The Irish Whale and Dolphin Group’s (IWDG) Patrick Lyne was in prime position to witness the unmistakable tail fluke some 5km offshore from Beara in West Cork on the afternoon of Wednesday 5 April.
While not the first humpback sighted this calendar year — that honour goes to a giant spotted off Wexford in early January — it’s still considered the first of the 2017/18 ‘large whale season’.
The sighting also continues a trend of earlier arrivals for Ireland’s regular humpback visitors over recent years, with 2016’s first recorded only four days later and spotted just 4km away.
Last Wednesday was a bumper day for marine wildlife sightings off Co Kerry, too, where Nick Massett spotted at least a dozen minke whales between Ventry, Slea Head and the Blaskets.
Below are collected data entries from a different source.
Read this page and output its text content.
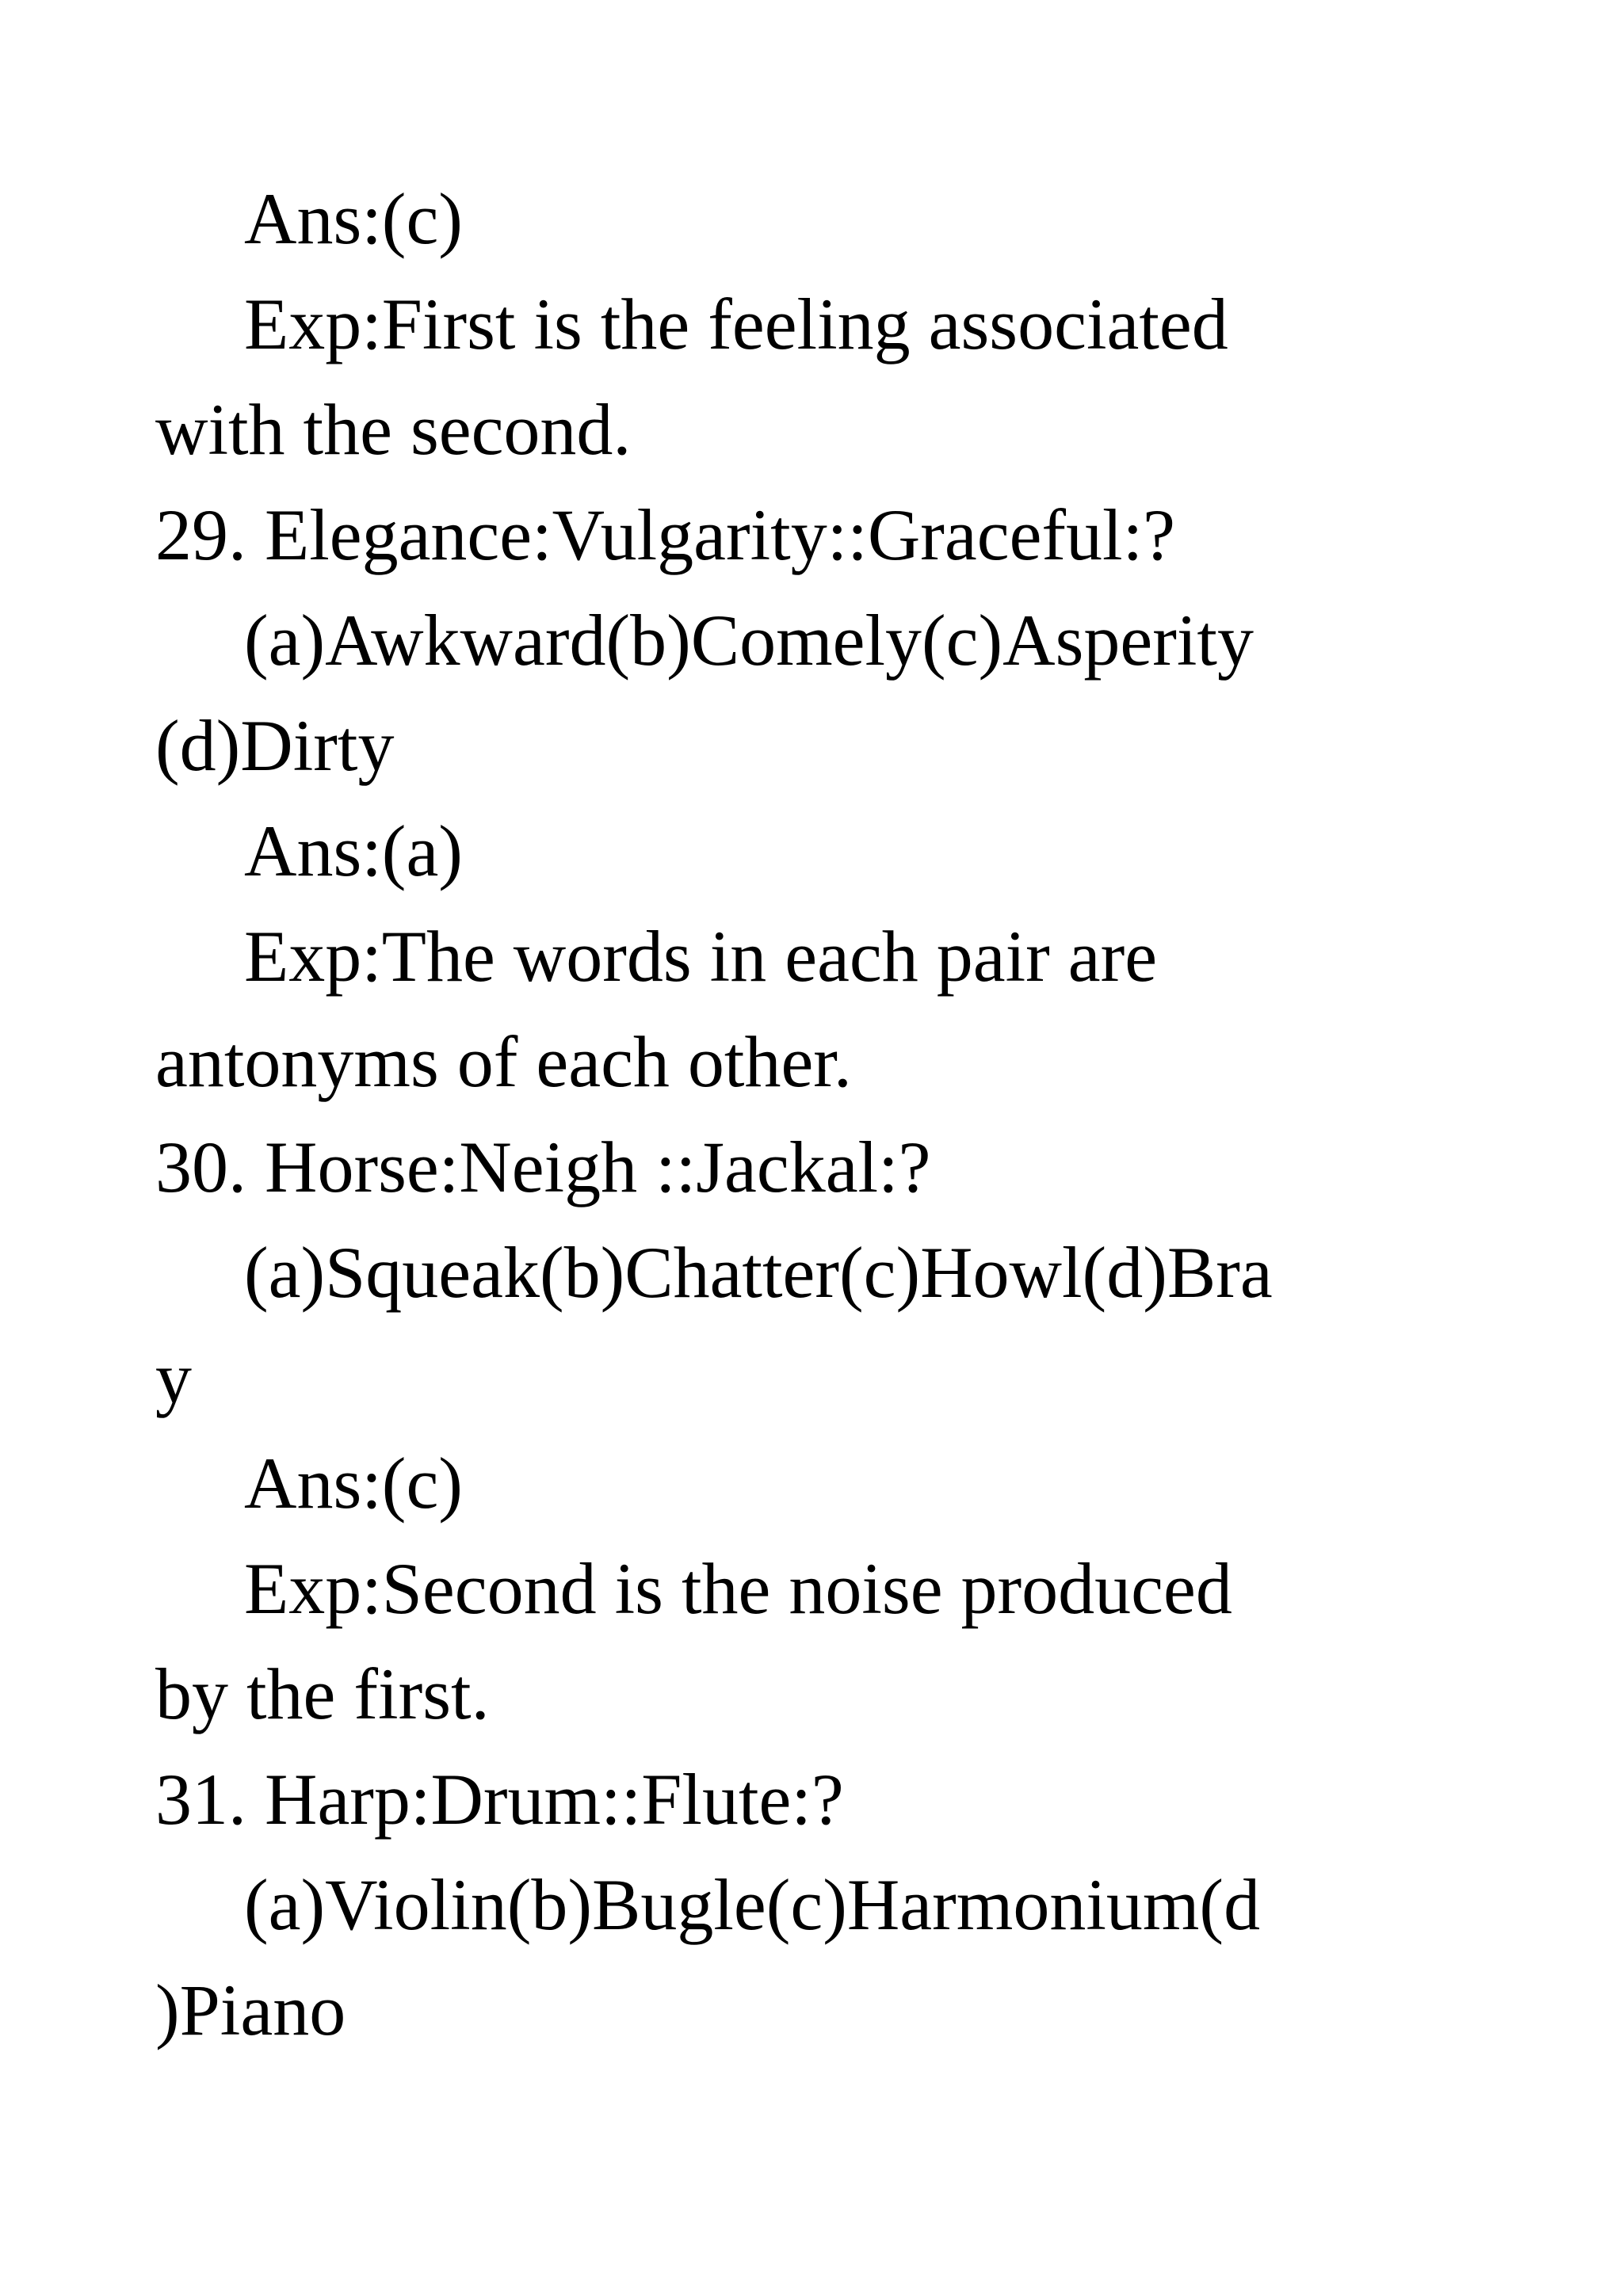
Ans:(c)
Exp:First is the feeling associated
with the second.
29. Elegance:Vulgarity::Graceful:?
(a)Awkward(b)Comely(c)Asperity
(d)Dirty
Ans:(a)
Exp:The words in each pair are
antonyms of each other.
30. Horse:Neigh ::Jackal:?
(a)Squeak(b)Chatter(c)Howl(d)Bra
y
Ans:(c)
Exp:Second is the noise produced
by the first.
31. Harp:Drum::Flute:?
(a)Violin(b)Bugle(c)Harmonium(d
)Piano
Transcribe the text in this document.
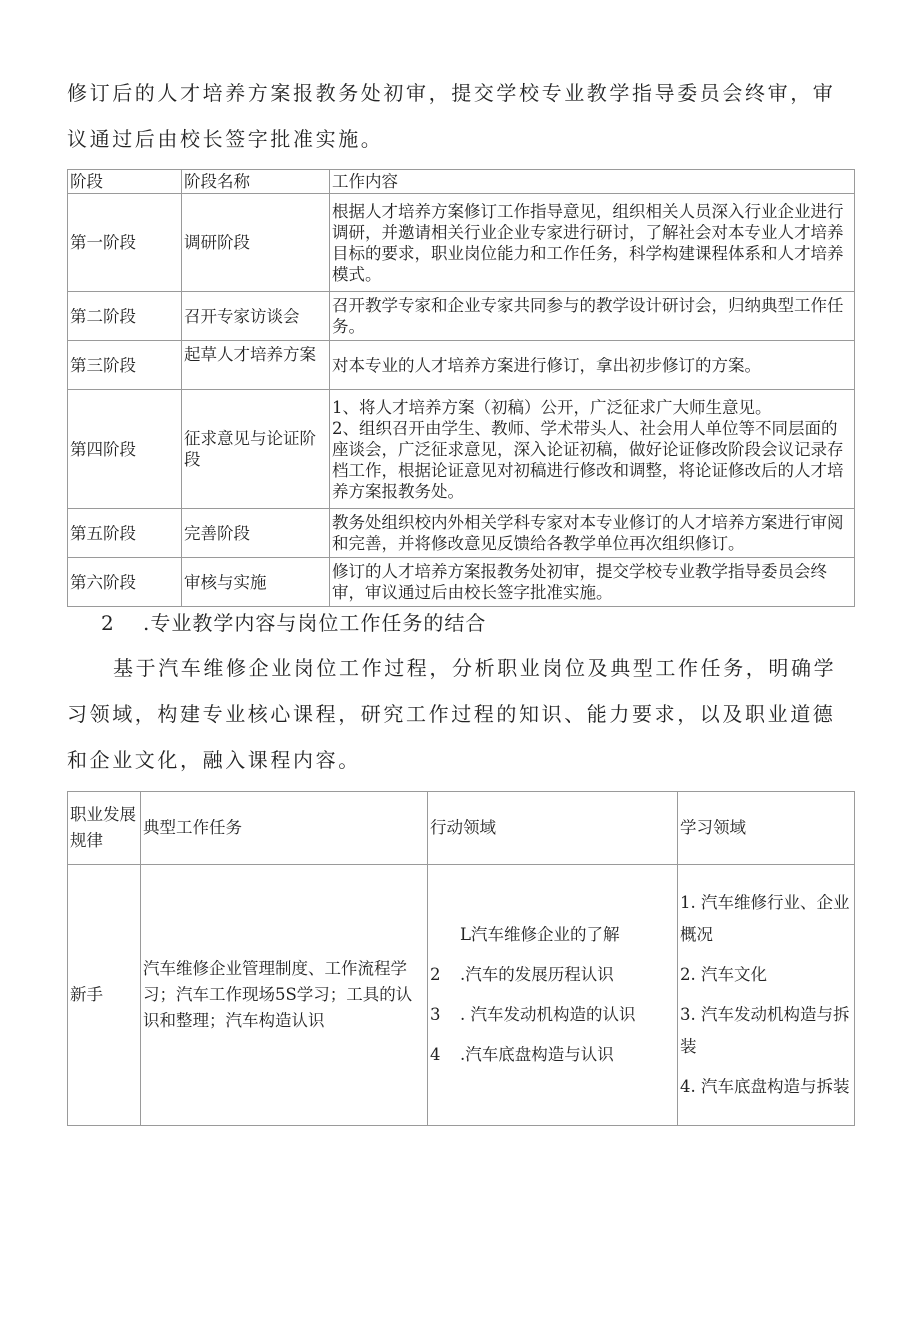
修订后的人才培养方案报教务处初审，提交学校专业教学指导委员会终审，审议通过后由校长签字批准实施。

阶段	阶段名称	工作内容
第一阶段	调研阶段	根据人才培养方案修订工作指导意见，组织相关人员深入行业企业进行调研，并邀请相关行业企业专家进行研讨，了解社会对本专业人才培养目标的要求，职业岗位能力和工作任务，科学构建课程体系和人才培养模式。
第二阶段	召开专家访谈会	召开教学专家和企业专家共同参与的教学设计研讨会，归纳典型工作任务。
第三阶段	起草人才培养方案	对本专业的人才培养方案进行修订，拿出初步修订的方案。
第四阶段	征求意见与论证阶段	1、将人才培养方案（初稿）公开，广泛征求广大师生意见。
2、组织召开由学生、教师、学术带头人、社会用人单位等不同层面的座谈会，广泛征求意见，深入论证初稿，做好论证修改阶段会议记录存档工作，根据论证意见对初稿进行修改和调整，将论证修改后的人才培养方案报教务处。

第五阶段	完善阶段	教务处组织校内外相关学科专家对本专业修订的人才培养方案进行审阅和完善，并将修改意见反馈给各教学单位再次组织修订。
第六阶段	审核与实施	修订的人才培养方案报教务处初审，提交学校专业教学指导委员会终审，审议通过后由校长签字批准实施。
2 .专业教学内容与岗位工作任务的结合

基于汽车维修企业岗位工作过程，分析职业岗位及典型工作任务，明确学习领域，构建专业核心课程，研究工作过程的知识、能力要求，以及职业道德和企业文化，融入课程内容。

职业发展规律	典型工作任务	行动领域	学习领域
新手	汽车维修企业管理制度、工作流程学习；汽车工作现场5S学习；工具的认识和整理；汽车构造认识	L汽车维修企业的了解
2 .汽车的发展历程认识
3 . 汽车发动机构造的认识
4 .汽车底盘构造与认识	1. 汽车维修行业、企业概况
2. 汽车文化
3. 汽车发动机构造与拆装
4. 汽车底盘构造与拆装
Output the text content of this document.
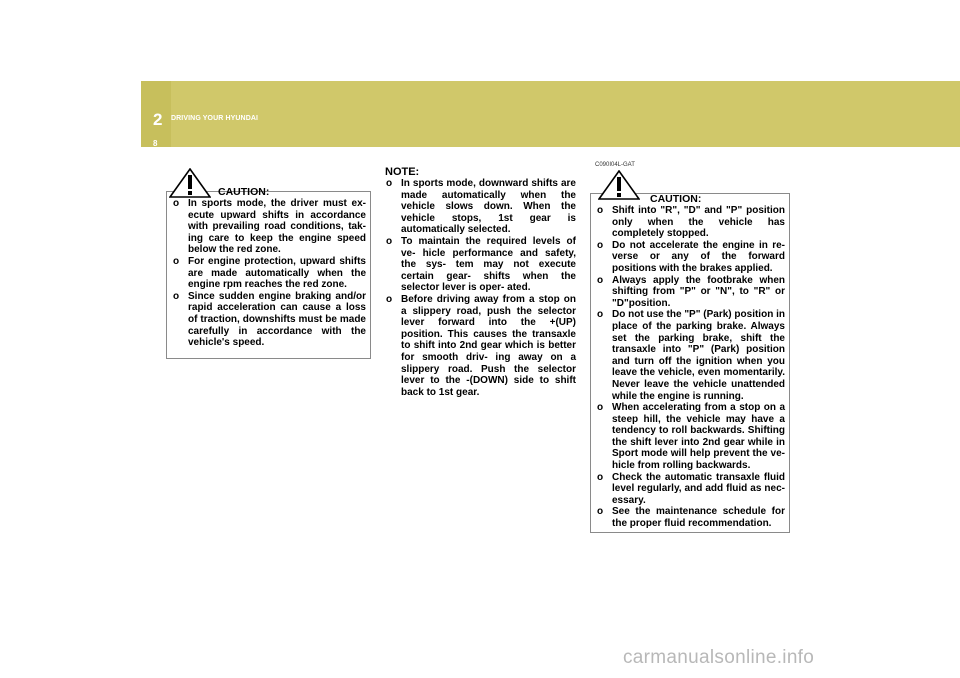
2 DRIVING YOUR HYUNDAI
8
CAUTION:
o In sports mode, the driver must ex- ecute upward shifts in accordance with prevailing road conditions, tak- ing care to keep the engine speed below the red zone.
o For engine protection, upward shifts are made automatically when the engine rpm reaches the red zone.
o Since sudden engine braking and/or rapid acceleration can cause a loss of traction, downshifts must be made carefully in accordance with the vehicle's speed.
NOTE:
o In sports mode, downward shifts are made automatically when the vehicle slows down. When the vehicle stops, 1st gear is automatically selected.
o To maintain the required levels of ve- hicle performance and safety, the sys- tem may not execute certain gear- shifts when the selector lever is oper- ated.
o Before driving away from a stop on a slippery road, push the selector lever forward into the +(UP) position. This causes the transaxle to shift into 2nd gear which is better for smooth driv- ing away on a slippery road. Push the selector lever to the -(DOWN) side to shift back to 1st gear.
C090I04L-GAT
CAUTION:
o Shift into "R", "D" and "P" position only when the vehicle has completely stopped.
o Do not accelerate the engine in re- verse or any of the forward positions with the brakes applied.
o Always apply the footbrake when shifting from "P" or "N", to "R" or "D"position.
o Do not use the "P" (Park) position in place of the parking brake. Always set the parking brake, shift the transaxle into "P" (Park) position and turn off the ignition when you leave the vehicle, even momentarily. Never leave the vehicle unattended while the engine is running.
o When accelerating from a stop on a steep hill, the vehicle may have a tendency to roll backwards. Shifting the shift lever into 2nd gear while in Sport mode will help prevent the ve- hicle from rolling backwards.
o Check the automatic transaxle fluid level regularly, and add fluid as nec- essary.
o See the maintenance schedule for the proper fluid recommendation.
carmanualsonline.info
Many of these locations feature in Colin Stafford-Johnson’s new BBC TV series Wild Ireland, as BBC News reports. The two episodes are currently streaming via the BBC iPlayer, where available.
In other cetacean news, researchers believe that whale strandings may in part be caused by exhaustion when cetaceans flee human-made noise in the ocean.
According to the Irish Independent, a study by marine scientists at UC Santa Cruz found that beaked whales startled by low-frequency sonar raise their energy consumption by almost a third, increasing demands on their limited oxygen supply while below the surface.
The news will be fuel to those who suspect human activity at sea plays a major role in increased cetacean stranding rates.
As previously reported on Afloat.ie, 2017 became the worst year on record for whale and dolphin strandings by mid February.